Özilhan’ın ekonomide dar geçitten çıkış formülü şöyle:

“Kavga dövüşle olmuyor...  Açık, net, öngörülebilir ve tüm kesimlere güven veren bir yol haritası ortaya koymalı....

Sadece semptomları hafifletmeye uğraşmakla yetinmemek, aynı anda kökte yatan sorunları tedavi etmeye çalışmak gerekir.”

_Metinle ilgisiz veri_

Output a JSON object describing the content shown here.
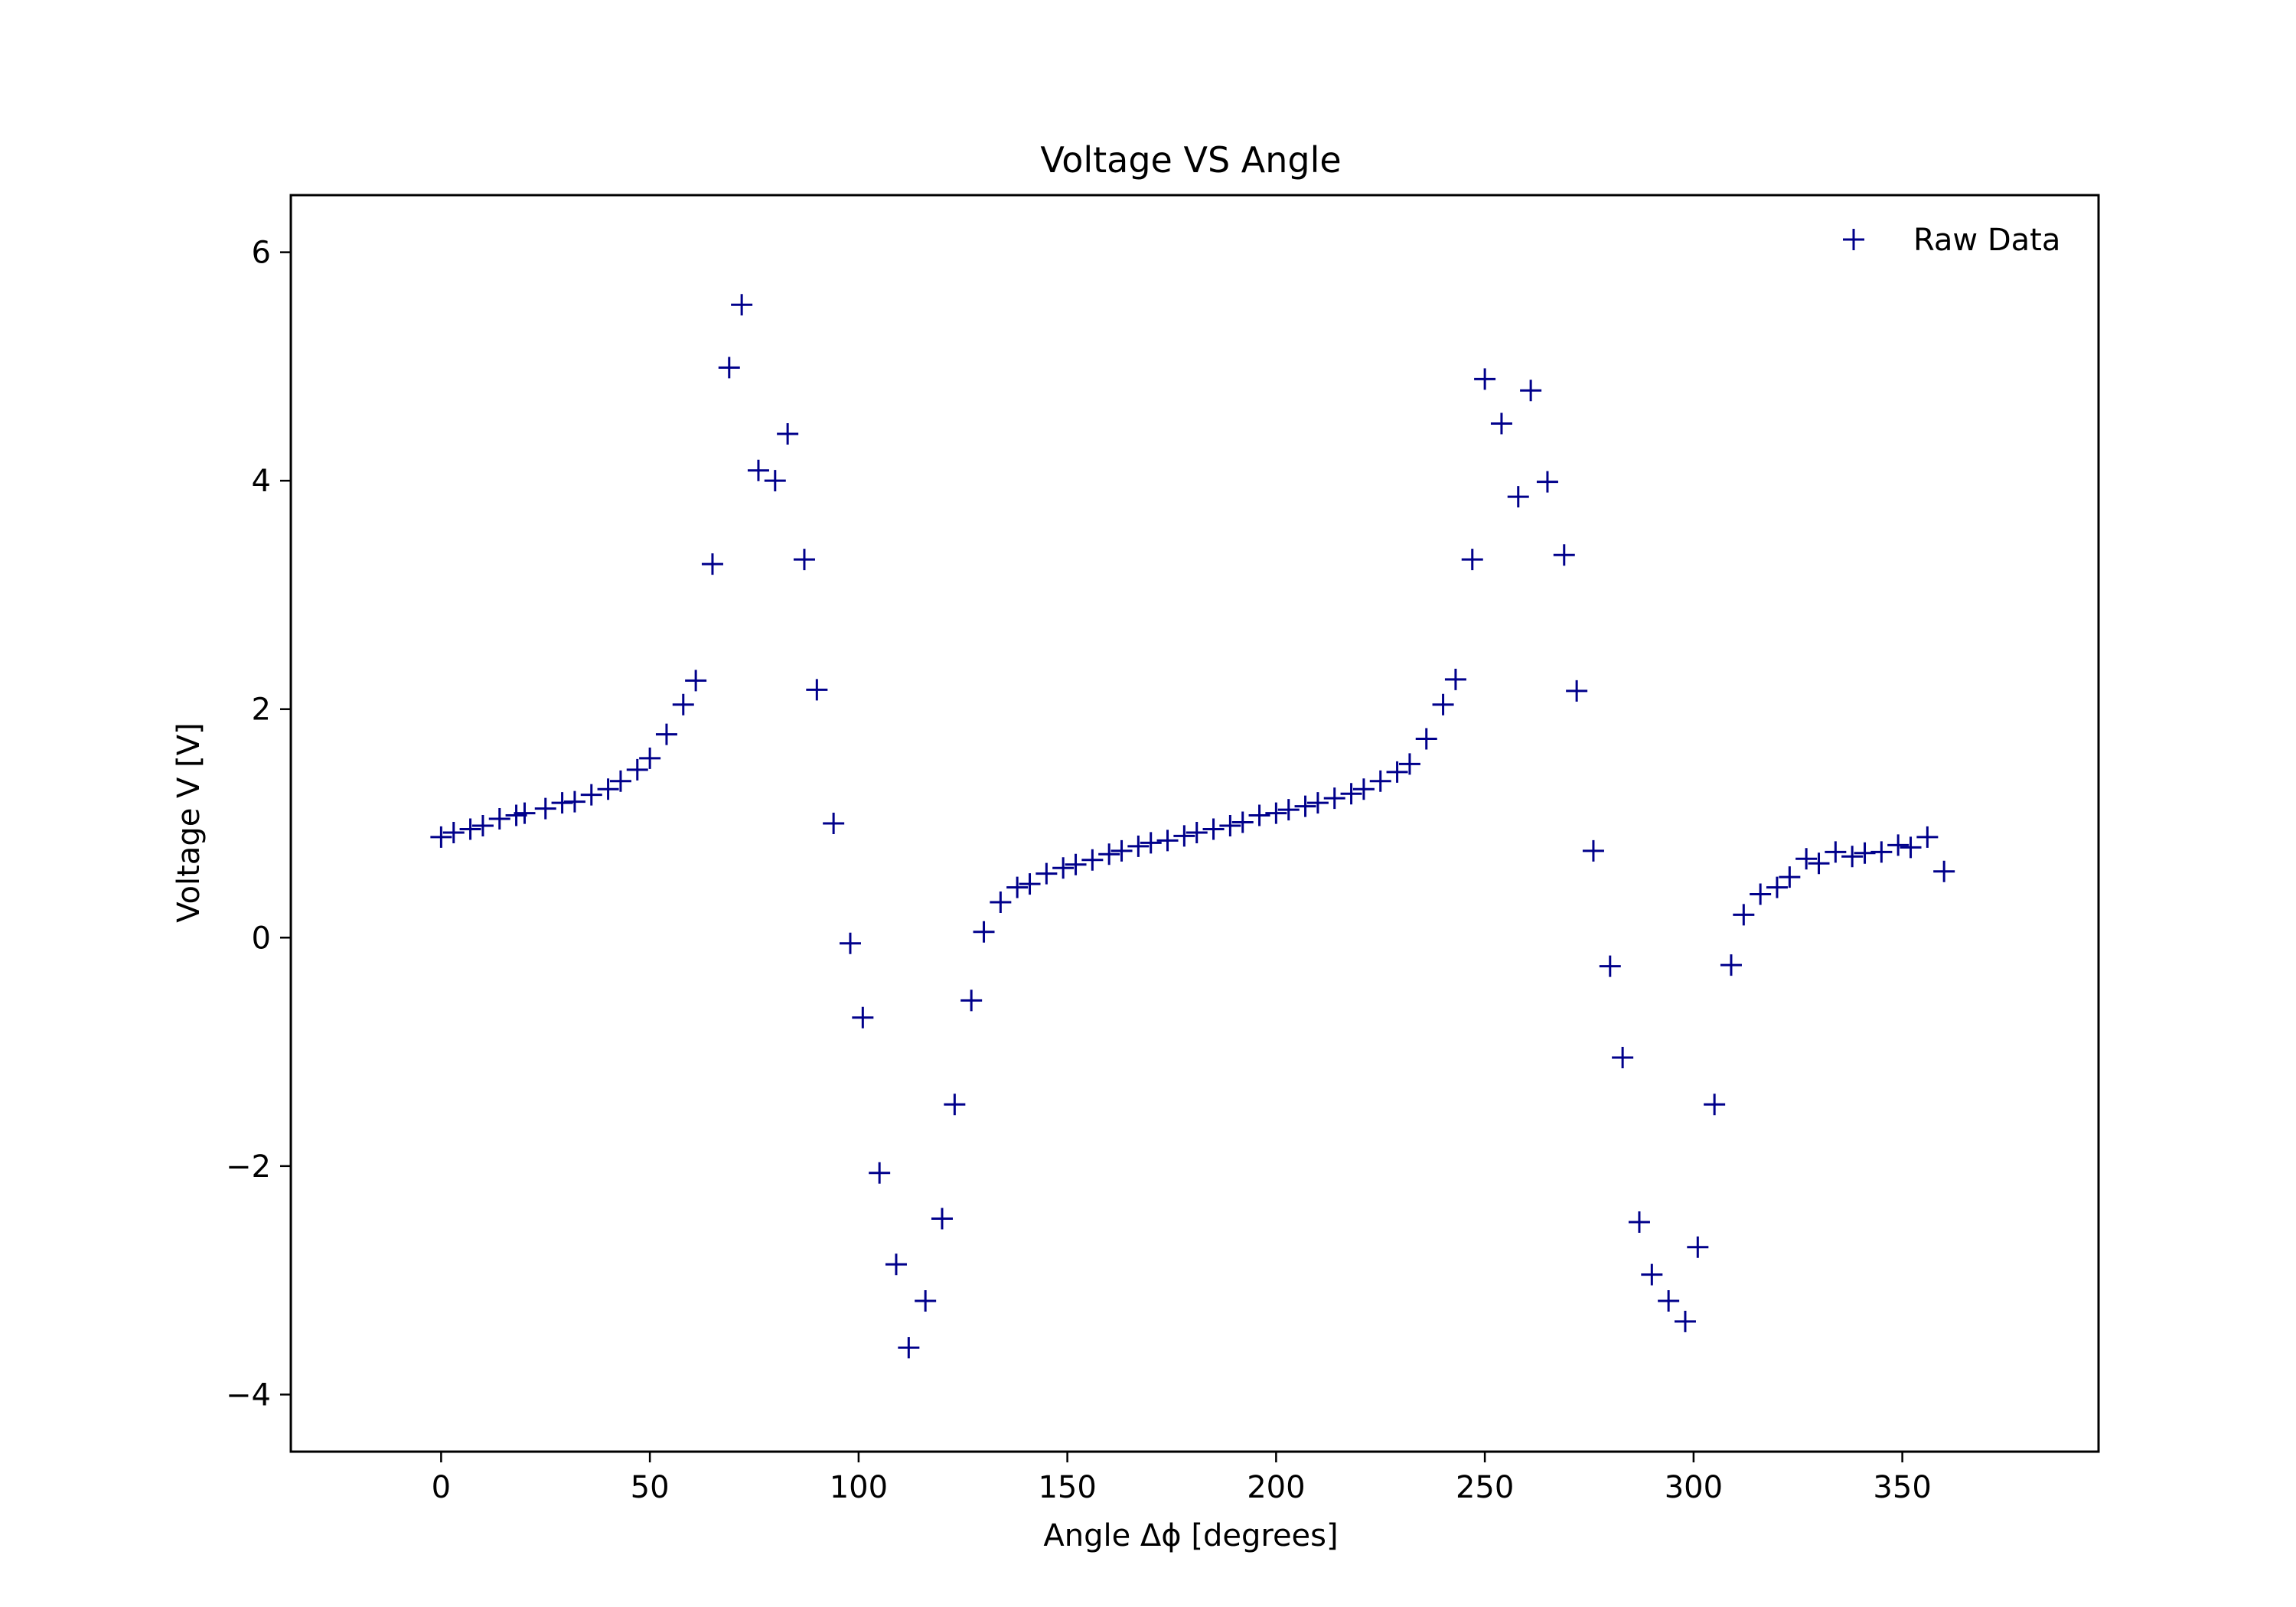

TÜSİAD’a “Son 2.5 yılda 4. Merkez Bankası Başkanı atanmasına karşılık, kur ve faizlerdeki artış hakkında ne düşünüyorsunuz?” diye sorsaymışız bu yanıtı alacakmışız...

★★★

Tırpanlanan ifade özgürlüğü ve kadın-erkek eşitliği mücadelesine yönelik eleştirilere de yer veren Özilhan, TÜSİAD’ın 50 yıldır savunageldiği “değerleri” bir kez daha ilan ediyor:

Demokratik hukuk devleti, laiklik ve piyasa ekonomisi ilkeleri temelinde yaptığımız tespitleri ve önerileri ülkemizin yöneticileri ve kamuoyu ile paylaşmaya devam edeceğiz.”

Divan Başkanı Bülent Eczacıbaşı’nın, Özilhan’ın konuşmasına yaptığı “Son derece gerçekçi” yorumu, noktayı koyuyor.